Commencera en septembre prochain devant la Cour suprême une affaire qui devrait retenir l’attention dans le monde des affaires. Il s’agit du procès qu’intente le Groupe Currimjee, à travers CJ Investments, à Gérard Sanspeur, l’ex-Managing Director d’une de ses compagnies.
Les protagonistes de ce procès sont connus dans le monde des affaires. Le groupe Currimjee a plus de 120 ans d’existence à Maurice. Il a été le pionnier du téléphone cellulaire dans l’hémisphère sud, a représenté des compagnies aériennes, géré des agences de voyage, est actif dans le secteur audio visuel et vient de faire son entrée dans le domaine de la promotion immobilière. Pour sa part, Gérard Sanspeur est un professionnel respecté dans le monde des affaires, plus particulièrement dans les secteurs du management, du développement économique et du commerce régional. Il a, par ailleurs, exercé de hautes responsabilités à Maurice et à l’étranger, tant dans le secteur public que privé. Voici un résumé de l’affaire selon les documents soumis à la Cour par les deux parties.
En 2008, le Groupe Currimjee emploie Gérard Sanspeur comme Projet Leader du projet Plaisance Aero Ville qui devait être construit à proximité de l’aéroport SSR. Une année plus tard, le groupe décide de lancer un projet immobilier d’envergure un peu plus loin de l’aéroport, sur le littoral, le Cambuse Resort Village.

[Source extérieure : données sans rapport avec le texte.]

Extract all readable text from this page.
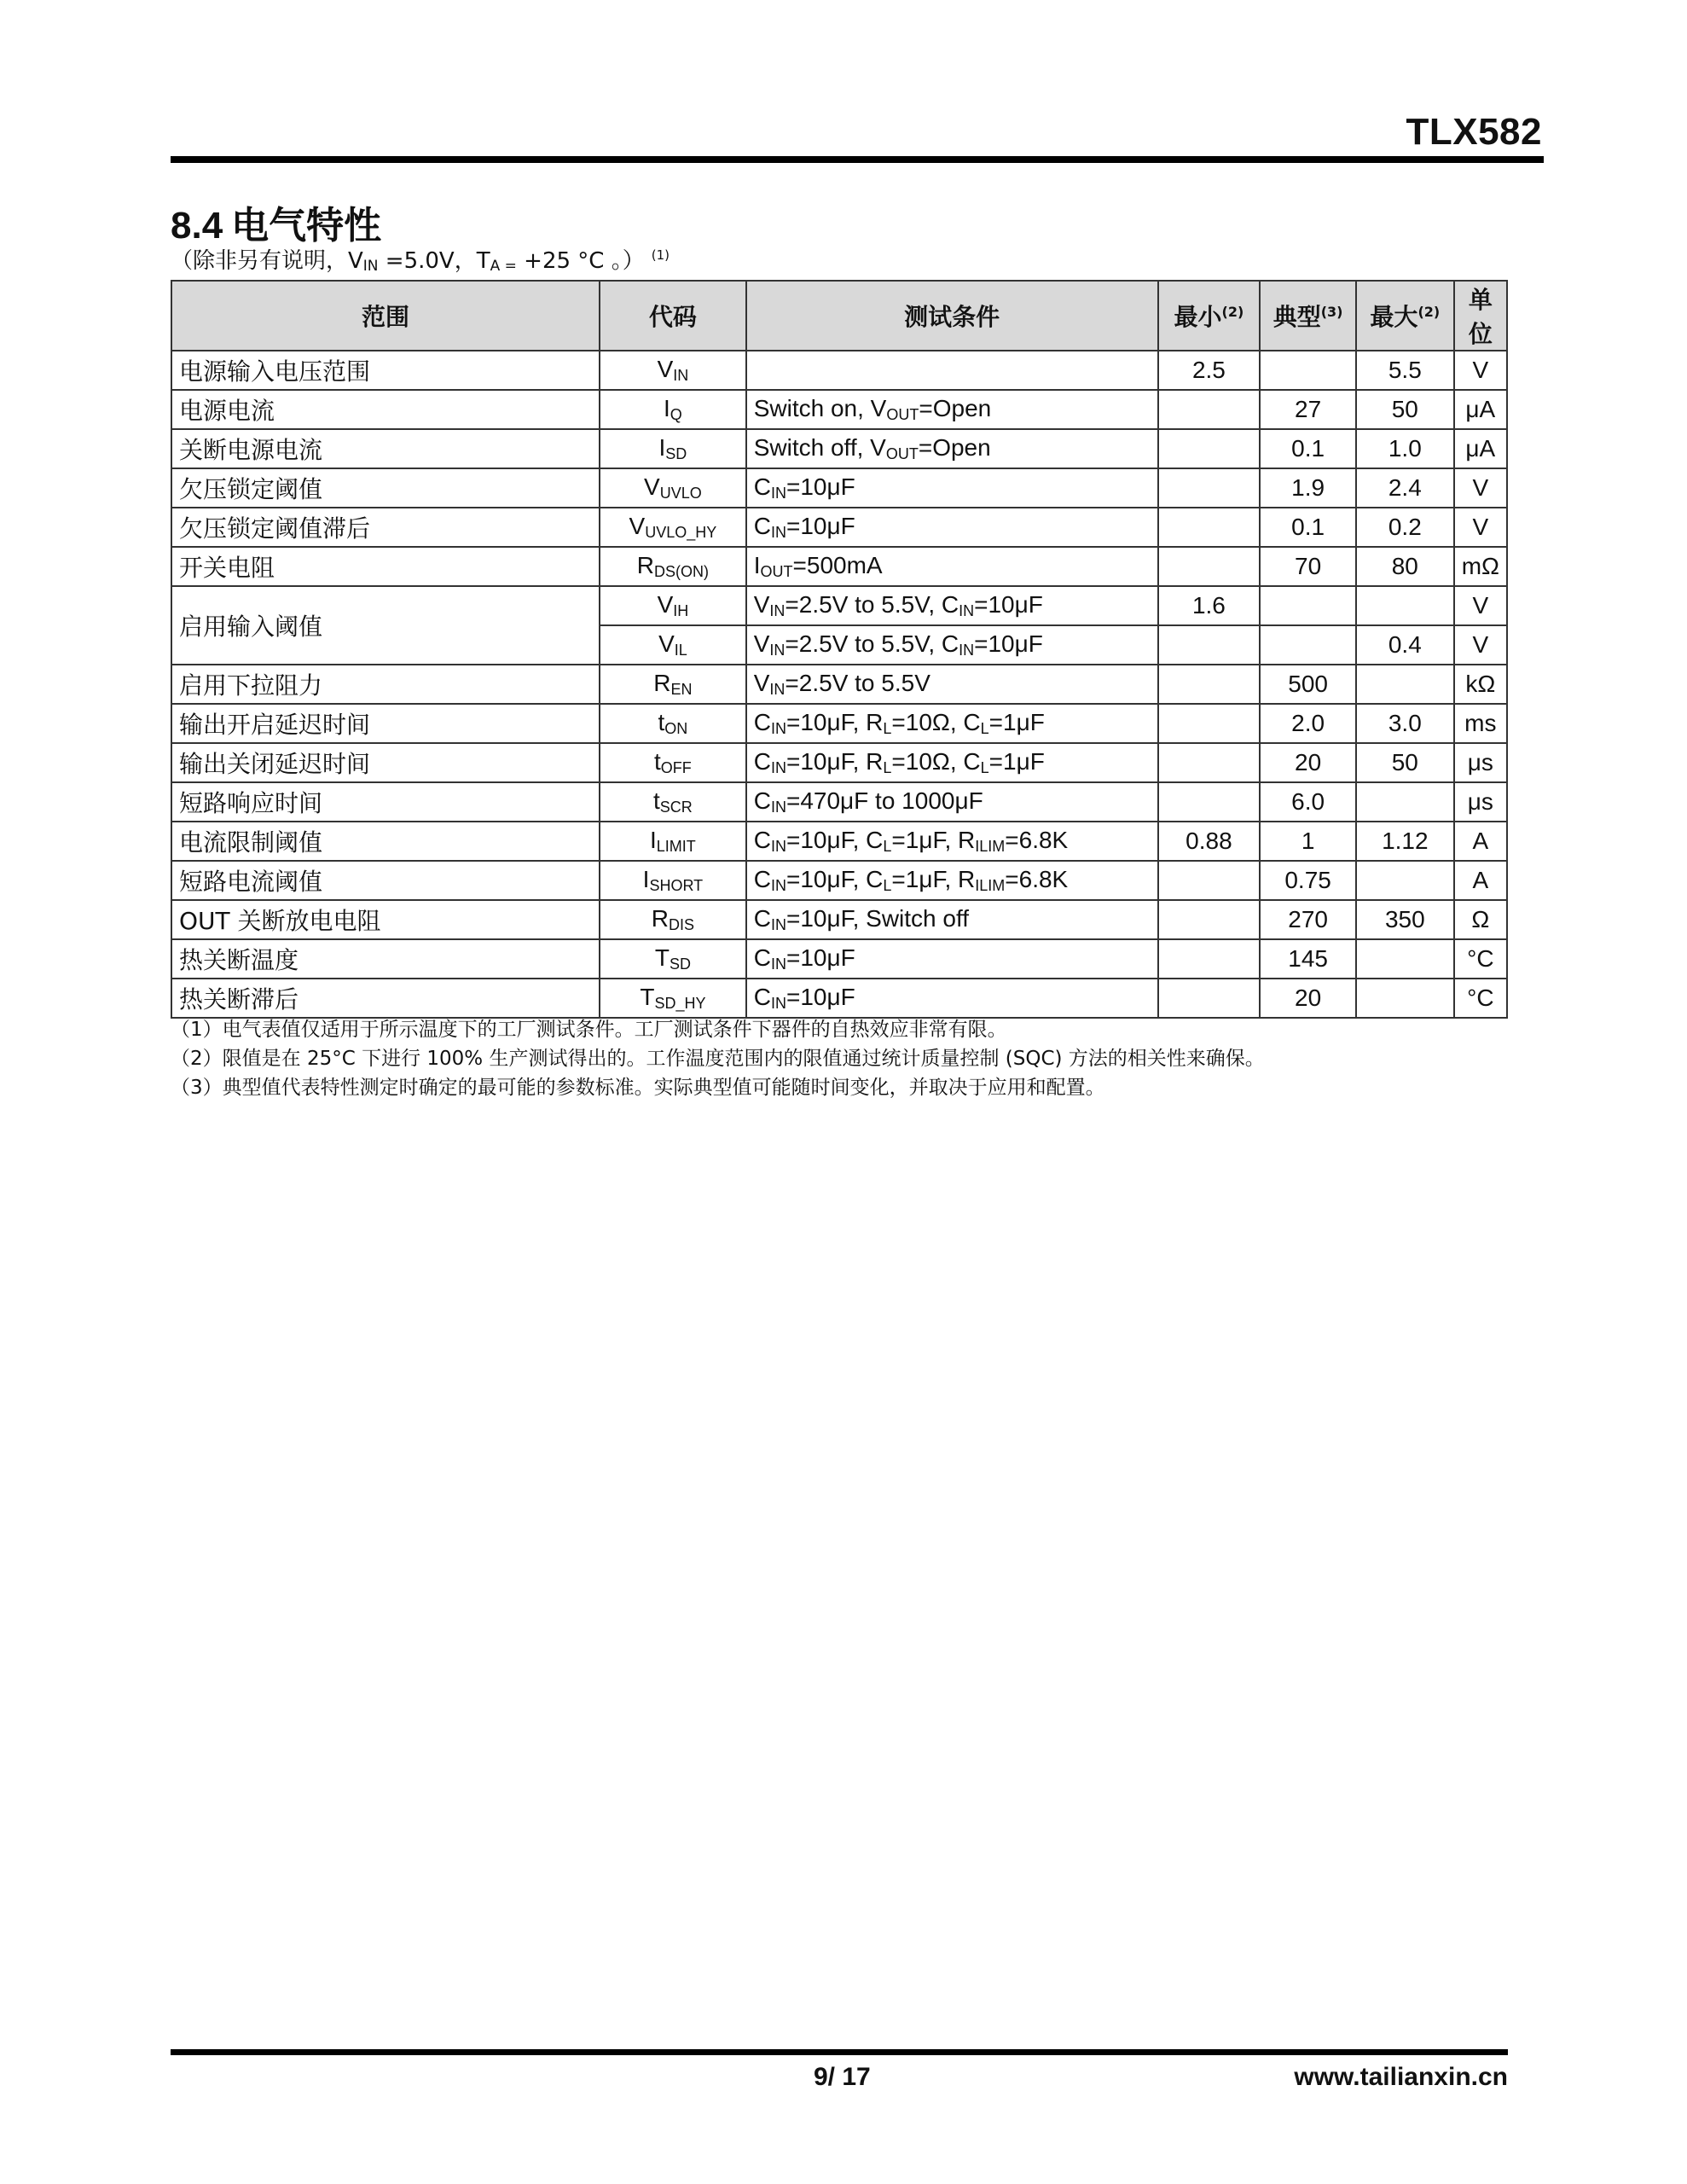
TLX582
8.4 电气特性
（除非另有说明，$V_{IN} =5.0V$，$T_{A =} +25$ °C 。） $^{(1)}$
范围	代码	测试条件	最小$^{(2)}$	典型$^{(3)}$	最大$^{(2)}$	单位
电源输入电压范围	$V_{IN}$		2.5		5.5	V
电源电流	$I_Q$	Switch on, $V_{OUT}=Open$		27	50	μA
关断电源电流	$I_{SD}$	Switch off, $V_{OUT}=Open$		0.1	1.0	μA
欠压锁定阈值	$V_{UVLO}$	$C_{IN}=10\mu F$		1.9	2.4	V
欠压锁定阈值滞后	$V_{UVLO\_HY}$	$C_{IN}=10\mu F$		0.1	0.2	V
开关电阻	$R_{DS(ON)}$	$I_{OUT}=500mA$		70	80	mΩ
启用输入阈值	$V_{IH}$	$V_{IN}=2.5V$ to 5.5V, $C_{IN}=10\mu F$	1.6			V
	$V_{IL}$	$V_{IN}=2.5V$ to 5.5V, $C_{IN}=10\mu F$			0.4	V
启用下拉阻力	$R_{EN}$	$V_{IN}=2.5V$ to 5.5V		500		kΩ
输出开启延迟时间	$t_{ON}$	$C_{IN}=10\mu F$, $R_L=10\Omega$, $C_L=1\mu F$		2.0	3.0	ms
输出关闭延迟时间	$t_{OFF}$	$C_{IN}=10\mu F$, $R_L=10\Omega$, $C_L=1\mu F$		20	50	μs
短路响应时间	$t_{SCR}$	$C_{IN}=470\mu F$ to 1000μF		6.0		μs
电流限制阈值	$I_{LIMIT}$	$C_{IN}=10\mu F$, $C_L=1\mu F$, $R_{ILIM}=6.8K$	0.88	1	1.12	A
短路电流阈值	$I_{SHORT}$	$C_{IN}=10\mu F$, $C_L=1\mu F$, $R_{ILIM}=6.8K$		0.75		A
OUT 关断放电电阻	$R_{DIS}$	$C_{IN}=10\mu F$, Switch off		270	350	Ω
热关断温度	$T_{SD}$	$C_{IN}=10\mu F$		145		°C
热关断滞后	$T_{SD\_HY}$	$C_{IN}=10\mu F$		20		°C
（1）电气表值仅适用于所示温度下的工厂测试条件。工厂测试条件下器件的自热效应非常有限。
（2）限值是在 25°C 下进行 100% 生产测试得出的。工作温度范围内的限值通过统计质量控制 (SQC) 方法的相关性来确保。
（3）典型值代表特性测定时确定的最可能的参数标准。实际典型值可能随时间变化，并取决于应用和配置。
9/ 17	www.tailianxin.cn
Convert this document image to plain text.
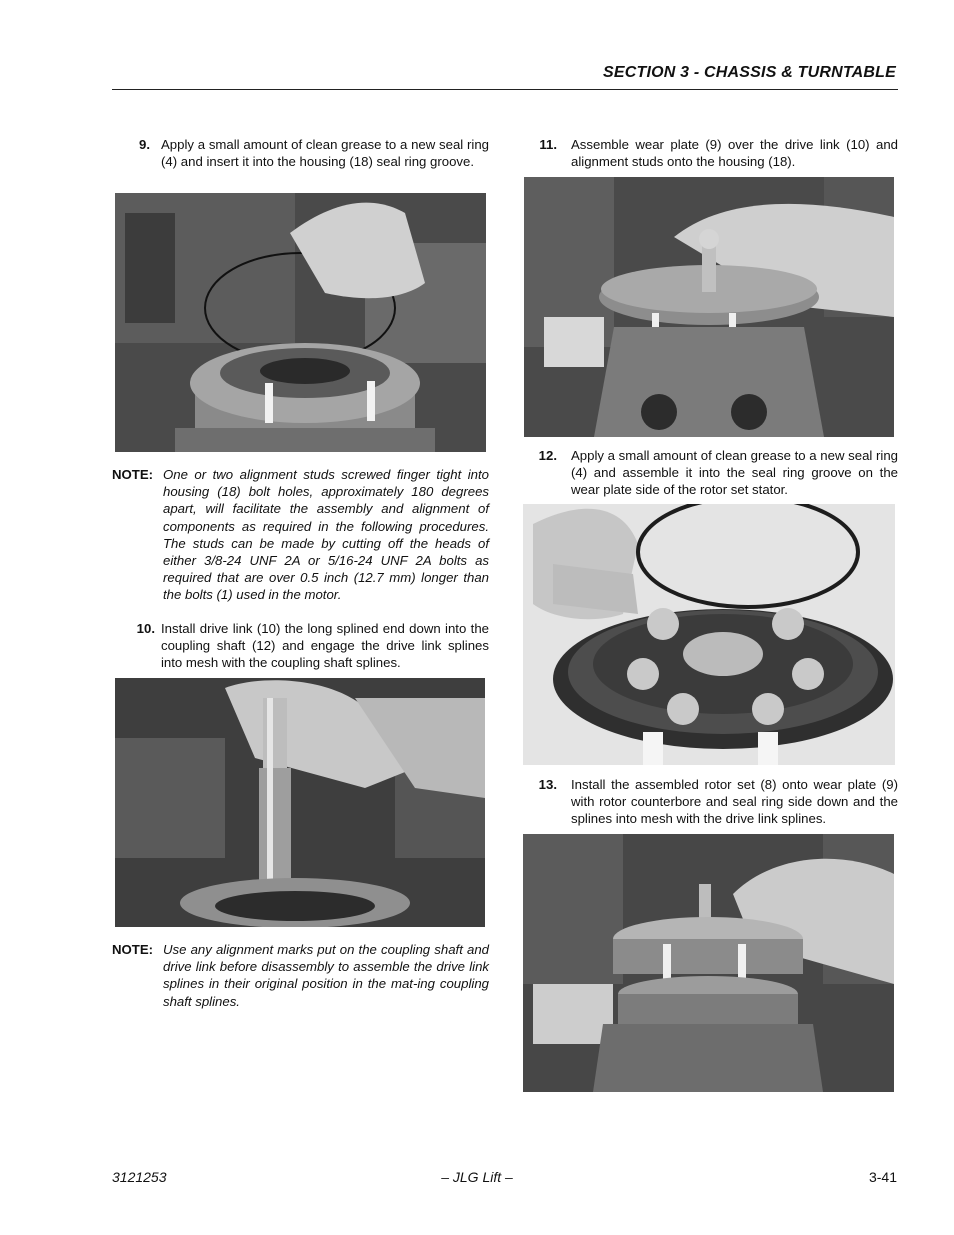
SECTION 3 - CHASSIS & TURNTABLE
9. Apply a small amount of clean grease to a new seal ring (4) and insert it into the housing (18) seal ring groove.
NOTE: One or two alignment studs screwed finger tight into housing (18) bolt holes, approximately 180 degrees apart, will facilitate the assembly and alignment of components as required in the following procedures. The studs can be made by cutting off the heads of either 3/8-24 UNF 2A or 5/16-24 UNF 2A bolts as required that are over 0.5 inch (12.7 mm) longer than the bolts (1) used in the motor.
10. Install drive link (10) the long splined end down into the coupling shaft (12) and engage the drive link splines into mesh with the coupling shaft splines.
NOTE: Use any alignment marks put on the coupling shaft and drive link before disassembly to assemble the drive link splines in their original position in the mat-ing coupling shaft splines.
11. Assemble wear plate (9) over the drive link (10) and alignment studs onto the housing (18).
12. Apply a small amount of clean grease to a new seal ring (4) and assemble it into the seal ring groove on the wear plate side of the rotor set stator.
13. Install the assembled rotor set (8) onto wear plate (9) with rotor counterbore and seal ring side down and the splines into mesh with the drive link splines.
3121253	– JLG Lift –	3-41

Le 30 décembre 2009, Gérard Sanspeur est nommé Managing Director du projet, dont la mise en place va connaître une série de retards. Les plans ne sont pas prêts, des autorisations ne sont pas obtenues, ce qui aurait poussé le plaignant à remercier Gérard Sanspeur dont il n’avait plus besoin des services en 2011. Au début de septembre de cette année, les deux parties trouvent un accord à l’amiable pour que Gérard Sanspeur quitte la compagnie le 31 octobre 2011. Mais le 19 septembre, M. Sanspeur écrit à celui qui est toujours son employeur pour lui dire qu’il avait le sentiment que la décision de le renvoyer avait été prise depuis le mois d’août et que de ce fait, cette décision n’était pas légale. Il ajoute que la décision de le renvoyer aurait été liée à un rapport environnemental qui interdit au groupe de bâtir son projet de village sur les dunes de sable de la plage de la Cambuse. Après une longue série d’échange de lettres et de documents, le groupe décide de traîner son ancien employé en Cour. Dans sa plainte, il qualifie son ex-cadre de « disgruntled ex-employee » qui aurait manifesté son intention de discréditer la compagnie, lui réclame la somme de Rs 10 millions et demande à la Cour de lui interdire de diffuser, directement ou indirectement, des informations confidentielles qui ont pu être en sa possession.
La stratégie de la défense semble être de mener la bataille sur le front de l’éthique et de la bonne gouvernance dont se réclame le Groupe Currimjee. Parmi les questions posées par les hommes de loi du défenseur au plaignant, on note une série concernant un ex-président du conseil d’administration de la State Bank of Mauritius et aujourd’hui employé du Groupe Currimjee. Les avocats du plaignant veulent savoir si pendant qu’il était président de la SBM, il était également directeur d’une compagnie, a participé à des missions et à des négociations à Maurice et à l’étranger pour cette compagnie et s’il était rémunéré.